There is the cluster.conf:
Code:
<?xml version="1.0"?>
<cluster config_version="11" name="node-1">
  <cman keyfile="/var/lib/pve-cluster/corosync.authkey" two_node="1" expected_votes="1"/>
  <fencedevices>
    <fencedevice agent="fence_null" name="null_fence"/>
  </fencedevices>
  <clusternodes>
    <clusternode name="IS-VmProx" nodeid="1" votes="1">
      <fence>
        <method name="1">
          <device name="null_fence"/>
        </method>
      </fence>
    </clusternode>
    <clusternode name="IS-proxMox2" nodeid="2" votes="1">
      <fence>
        <method name="1">
          <device name="null_fence"/>
        </method>
      </fence>
    </clusternode>
  </clusternodes>
  <rm>
    <failoverdomains>
        <failoverdomain name="first_node" nofailback="0" ordered="1" restricted="1">
            <failoverdomainnode name="IS-VmProx" priority="1"/>
            <failoverdomainnode name="IS-proxMox2" priority="2"/>
        </failoverdomain>
        <failoverdomain name="second_node" nofailback="0" ordered="1" restricted="1">
            <failoverdomainnode name="IS-VmProx" priority="2"/>
            <failoverdomainnode name="IS-proxMox2" priority="1"/>
        </failoverdomain>
    </failoverdomains>
    <pvevm autostart="1" vmid="103" domain="second_node" recovery="relocate"/>
  </rm>
</cluster>

Thank you
Regards
 
Hello

Today I'v tryed to put the NFS on /etc/fstab, and everything work as expected. On the recovery the VM livemigrate to IS-proxMox2 correctly.
So thereis something wrong that take too much time to proxMox to mount the storage.
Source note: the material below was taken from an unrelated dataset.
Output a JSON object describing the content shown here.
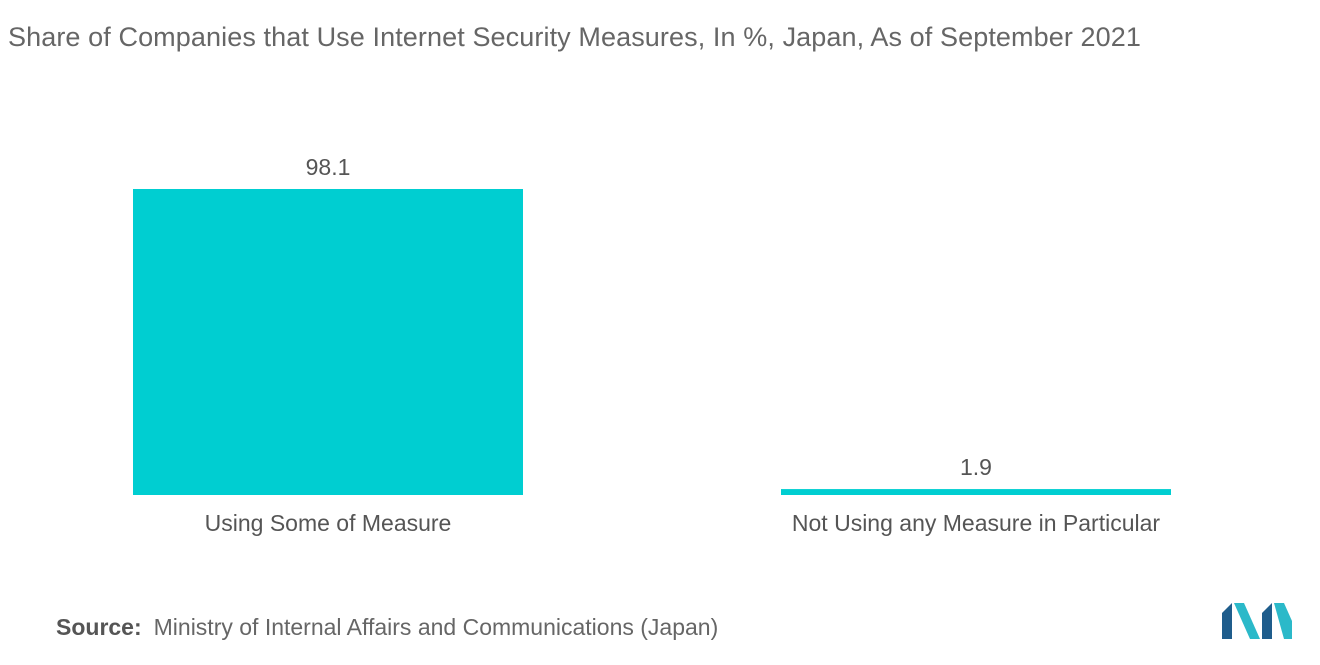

No-one had my same problems?

Regards
 
Hi,

Just as curiosity, but I'm the first one in having this problem, or who had that problem has applied workaround like the mine?

Regards
 
Hi,
do you used before Ip or names for the NFS?
If you used names this could be a problem on boot.